The Quiet Return of the Parquet Floor: Why West London’s Period Homes Are Reinstating Their Original Character

For decades, the parquet floors of West London’s Victorian and Edwardian houses were treated as an inconvenience. They were carpeted over, lifted out, or buried beneath laminate. Now the conversation has reversed. From Battersea to Notting Hill, restored chevron, herringbone and wide-plank oak are reappearing in the city’s period rooms, no longer as a flourish but as the starting point of a serious renovation. It is one of the quieter shifts in how West London is decorating its homes, and one of the most telling.

A trend with momentum behind it

The signals are easy enough to read. Google Trends data shows UK interest in herringbone wood floor, chevron parquet and engineered oak floors climbing steadily over recent years rather than spiking and fading. Pinterest’s annual Predicts reports have repeatedly named warm woods and pattern-laid floors among the strongest interior themes, while Houzz UK’s renovation studies place flooring consistently among the most-upgraded elements of a whole-house refurbishment. The movement is one the design press has been chronicling in parallel: House & Garden, ELLE Decoration and ES Magazine have all returned, in recent issues, to natural materials, patterned timber and the pleasures of a properly finished floor.

There is a housing-market dimension too. Savills and Knight Frank both note that prime London owners are staying in their homes for longer than they did a decade ago, with stamp duty and the cost of moving doing much of the work. Renovations are being scoped accordingly: less cosmetic, more structural, more inclined to put money into elements that will outlive the next redecoration cycle. Floors fall squarely into that category.

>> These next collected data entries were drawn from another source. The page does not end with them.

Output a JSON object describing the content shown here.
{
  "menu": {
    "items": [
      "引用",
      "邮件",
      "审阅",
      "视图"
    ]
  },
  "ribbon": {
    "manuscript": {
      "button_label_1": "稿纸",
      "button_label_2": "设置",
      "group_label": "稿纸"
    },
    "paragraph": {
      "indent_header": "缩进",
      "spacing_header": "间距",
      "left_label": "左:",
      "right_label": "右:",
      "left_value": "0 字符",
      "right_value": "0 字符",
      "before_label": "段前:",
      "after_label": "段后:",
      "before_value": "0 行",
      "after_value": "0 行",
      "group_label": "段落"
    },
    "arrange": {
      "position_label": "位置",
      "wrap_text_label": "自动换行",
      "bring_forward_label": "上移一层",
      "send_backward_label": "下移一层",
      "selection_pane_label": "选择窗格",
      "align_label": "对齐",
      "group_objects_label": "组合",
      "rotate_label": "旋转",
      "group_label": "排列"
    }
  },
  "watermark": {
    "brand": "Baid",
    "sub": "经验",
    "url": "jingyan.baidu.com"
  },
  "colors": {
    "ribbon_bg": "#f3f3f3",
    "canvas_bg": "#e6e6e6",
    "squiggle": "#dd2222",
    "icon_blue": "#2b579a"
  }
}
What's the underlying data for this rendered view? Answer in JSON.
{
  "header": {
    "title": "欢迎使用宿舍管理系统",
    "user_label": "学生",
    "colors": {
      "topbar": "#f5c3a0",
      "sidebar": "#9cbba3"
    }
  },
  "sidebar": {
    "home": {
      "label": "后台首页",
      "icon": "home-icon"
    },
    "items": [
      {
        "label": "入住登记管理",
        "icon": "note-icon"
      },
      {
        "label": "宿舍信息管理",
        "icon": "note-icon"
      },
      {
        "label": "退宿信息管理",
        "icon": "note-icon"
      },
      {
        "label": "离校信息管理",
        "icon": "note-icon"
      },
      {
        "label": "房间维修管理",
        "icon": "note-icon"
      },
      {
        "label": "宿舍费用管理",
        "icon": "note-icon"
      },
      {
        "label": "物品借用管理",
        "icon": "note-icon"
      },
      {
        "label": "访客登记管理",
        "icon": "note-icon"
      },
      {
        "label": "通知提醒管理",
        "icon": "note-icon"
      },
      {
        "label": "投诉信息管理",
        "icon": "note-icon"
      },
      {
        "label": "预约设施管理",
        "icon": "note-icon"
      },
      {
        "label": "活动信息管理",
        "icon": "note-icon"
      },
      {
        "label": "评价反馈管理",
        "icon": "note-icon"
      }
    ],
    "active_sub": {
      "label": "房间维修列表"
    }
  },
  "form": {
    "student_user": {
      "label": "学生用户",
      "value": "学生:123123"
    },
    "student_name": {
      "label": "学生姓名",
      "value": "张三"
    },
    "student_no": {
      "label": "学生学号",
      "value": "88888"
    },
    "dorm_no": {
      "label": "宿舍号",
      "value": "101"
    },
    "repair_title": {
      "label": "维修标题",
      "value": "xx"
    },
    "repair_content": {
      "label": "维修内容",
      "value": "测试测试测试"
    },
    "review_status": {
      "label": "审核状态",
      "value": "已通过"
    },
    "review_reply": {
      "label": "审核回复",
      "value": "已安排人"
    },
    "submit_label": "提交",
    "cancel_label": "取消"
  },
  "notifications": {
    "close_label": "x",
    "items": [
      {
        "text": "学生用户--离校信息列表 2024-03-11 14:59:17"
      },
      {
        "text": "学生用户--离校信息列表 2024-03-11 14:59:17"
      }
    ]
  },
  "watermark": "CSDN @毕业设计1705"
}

Much of this conversation is happening on West London’s doorstep. Waxed Floors, a specialist in custom engineered hardwood flooring based in Battersea Rise for over twenty years, has worked with homeowners, architects and interior designers across London on projects ranging from Clapham townhouses to contemporary new-builds, and has watched chevron, herringbone and wide-plank oak move from occasional request to dominant brief.

A brief history of disappearance

The story of how parquet vanished is, in its way, a story about post-war taste. Carpet was warmer, cheaper and felt unmistakably modern; through the seventies, eighties and nineties, original boards and parquet blocks went out of period houses by the skip-load. The 2000s offered laminate as a faster, lower-commitment substitute. Many of the floors that survived spent decades hidden beneath underlay, gripper rods and adhesive, and bear the marks of it. Parquet, by its nature, asked for time and skill that the prevailing renovation cycles were not built to give it.

More than nostalgia

What is bringing it back is less a wave of nostalgia than a change in how houses are being lived in. Engineered construction has resolved the practical objections that once made wood awkward in London houses, behaving more predictably over underfloor heating and through the city’s swings of humidity. Pattern-laid floors flatter precisely the architecture West London has in abundance: tall ceilings, deep cornicing, long sightlines from hallway through to garden room. The grey minimalism of the 2010s has receded in favour of texture and warmth, and FSC and PEFC certification has settled the sustainability question quietly in the background.

A neighbourhood-by-neighbourhood picture

The shift reads differently across the map. In Battersea and Clapham, original pitch-pine and oak parquet often turns up mid-renovation, and the instinct is increasingly to restore rather than replace. Chelsea, Fulham and Notting Hill favour the grand reception room treatment: pattern-laid floors that lend a room its proportions back. Holland Park and Kensington tend toward heritage-led restoration where flooring is treated as part of the architecture. Chiswick and Ealing prioritise warmth and family-grade durability, while Richmond and Barnes balance period detail with the realities of open-plan living.

A view from the workshop

“Chevron and herringbone are by far the fastest-growing category of enquiry we see, particularly from West London and south-west London postcodes,” a spokesperson for Waxed Floors notes. “Customers are increasingly treating the floor as the starting point of a renovation rather than the last detail to think about. There is a real appetite for wider boards, 200mm and above, in richer, more natural finishes. On a lot of period projects, the brief now combines restoring existing parquet with newly laid engineered wood elsewhere, so the look carries through the house.”

What’s actually being specified

The choices are remarkably consistent. Engineered oak in herringbone or chevron, often in prime grade, with boards between 200 and 260mm. Finishes that lean warm rather than cool: brushed, lightly oiled, occasionally smoked, in place of the cold greys and heavy stains of the last decade. Flooring is carried unbroken from the entrance hall into the reception rooms, so the architecture reads as a single thought rather than a sequence of separate ones. Period features worked with rather than against, certified timber as a baseline assumption rather than a talking point.

A question of permanence

The return of parquet, in the end, is less about retro aesthetics than about permanence. West London is staying put and furnishing accordingly. A well-laid wooden floor outlasts almost every other decision made in a renovation. The best ones, restored or new, are not what catches the eye first. They are what everything else in the room is quietly arranged around.